It is common for lenders to seek, in addition to any security document issued by an individual for the obligations of another, confirmation that the individual has had the benefit of independent legal advice before signing the security document.
There is a risk that any guarantee or security which is granted by an individual is unenforceable should the security have been granted following misrepresentation by the Lender or undue influence by any relevant person.
In The Trustees of Beardsley Theobalds Retirement Benefit Scheme v Yardley, the court set aside a guarantee because it was entered into following undue influence by a third party.

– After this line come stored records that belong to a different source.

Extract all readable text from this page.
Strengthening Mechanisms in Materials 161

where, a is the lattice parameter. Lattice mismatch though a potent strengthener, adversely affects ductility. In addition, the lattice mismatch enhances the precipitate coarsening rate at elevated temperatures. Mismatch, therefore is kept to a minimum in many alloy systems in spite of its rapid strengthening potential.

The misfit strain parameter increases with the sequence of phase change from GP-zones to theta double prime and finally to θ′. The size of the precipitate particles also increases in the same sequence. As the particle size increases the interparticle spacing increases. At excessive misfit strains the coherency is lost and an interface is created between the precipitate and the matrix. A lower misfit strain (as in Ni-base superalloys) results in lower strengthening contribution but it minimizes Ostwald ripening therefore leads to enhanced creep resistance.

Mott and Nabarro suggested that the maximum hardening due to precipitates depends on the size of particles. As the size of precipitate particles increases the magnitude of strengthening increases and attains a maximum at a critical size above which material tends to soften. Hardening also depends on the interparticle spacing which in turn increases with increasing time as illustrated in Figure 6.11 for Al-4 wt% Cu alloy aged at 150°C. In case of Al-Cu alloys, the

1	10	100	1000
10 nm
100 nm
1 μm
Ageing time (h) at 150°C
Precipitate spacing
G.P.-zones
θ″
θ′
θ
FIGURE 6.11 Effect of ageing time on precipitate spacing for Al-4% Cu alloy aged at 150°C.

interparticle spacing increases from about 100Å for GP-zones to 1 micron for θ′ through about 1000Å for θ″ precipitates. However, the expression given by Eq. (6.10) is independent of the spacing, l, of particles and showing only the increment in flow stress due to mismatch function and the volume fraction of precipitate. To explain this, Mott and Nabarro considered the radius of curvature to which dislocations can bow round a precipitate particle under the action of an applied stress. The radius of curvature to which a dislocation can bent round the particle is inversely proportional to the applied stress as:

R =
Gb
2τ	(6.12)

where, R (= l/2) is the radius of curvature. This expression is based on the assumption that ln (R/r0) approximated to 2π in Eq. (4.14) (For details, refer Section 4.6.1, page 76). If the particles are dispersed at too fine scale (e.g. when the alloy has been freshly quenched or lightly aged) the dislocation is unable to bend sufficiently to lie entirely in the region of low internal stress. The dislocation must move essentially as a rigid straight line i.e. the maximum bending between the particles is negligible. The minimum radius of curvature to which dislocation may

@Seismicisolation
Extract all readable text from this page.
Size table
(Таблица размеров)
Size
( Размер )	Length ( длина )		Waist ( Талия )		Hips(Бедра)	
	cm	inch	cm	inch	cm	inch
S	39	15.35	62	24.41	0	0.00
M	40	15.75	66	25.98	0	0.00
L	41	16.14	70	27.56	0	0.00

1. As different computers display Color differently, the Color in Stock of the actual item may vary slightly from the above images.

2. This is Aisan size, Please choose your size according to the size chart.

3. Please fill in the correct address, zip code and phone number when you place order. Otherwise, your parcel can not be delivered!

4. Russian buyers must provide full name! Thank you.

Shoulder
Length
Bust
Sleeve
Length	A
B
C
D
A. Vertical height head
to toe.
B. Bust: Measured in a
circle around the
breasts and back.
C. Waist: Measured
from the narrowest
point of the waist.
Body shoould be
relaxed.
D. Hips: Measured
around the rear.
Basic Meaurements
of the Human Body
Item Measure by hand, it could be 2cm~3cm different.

The guarantee had been granted by an individual whose job title was “sales director” although he was not a board director. He signed a guarantee and in doing so guaranteed to a lender the rent and other financial obligations of his employer. He regularly witnessed documents and thought he had signed the guarantee as a witness. His employer went into administration and the lender sought to rely on the guarantee. It transpired that the board director presenting the guarantee for signature knew of the company’s financial difficulty and knew the sales director was likely to sign the document. The court took the view that the sales director was likely to trust the board director given that he was in a superior position and there was therefore undue influence. Whilst the undue influence was not caused by the lender seeking to rely on the guarantee, the court took the view that it could not rely on the guarantee and should have made enquiries into the position of the guarantor.
The case acts as a good reminder that a lender should also seek written confirmation that a guarantor or individual signing a security document has taken legal advice. The records available at Companies House will also show whether an individual whose job title includes the word “director” is actually a board director of the company.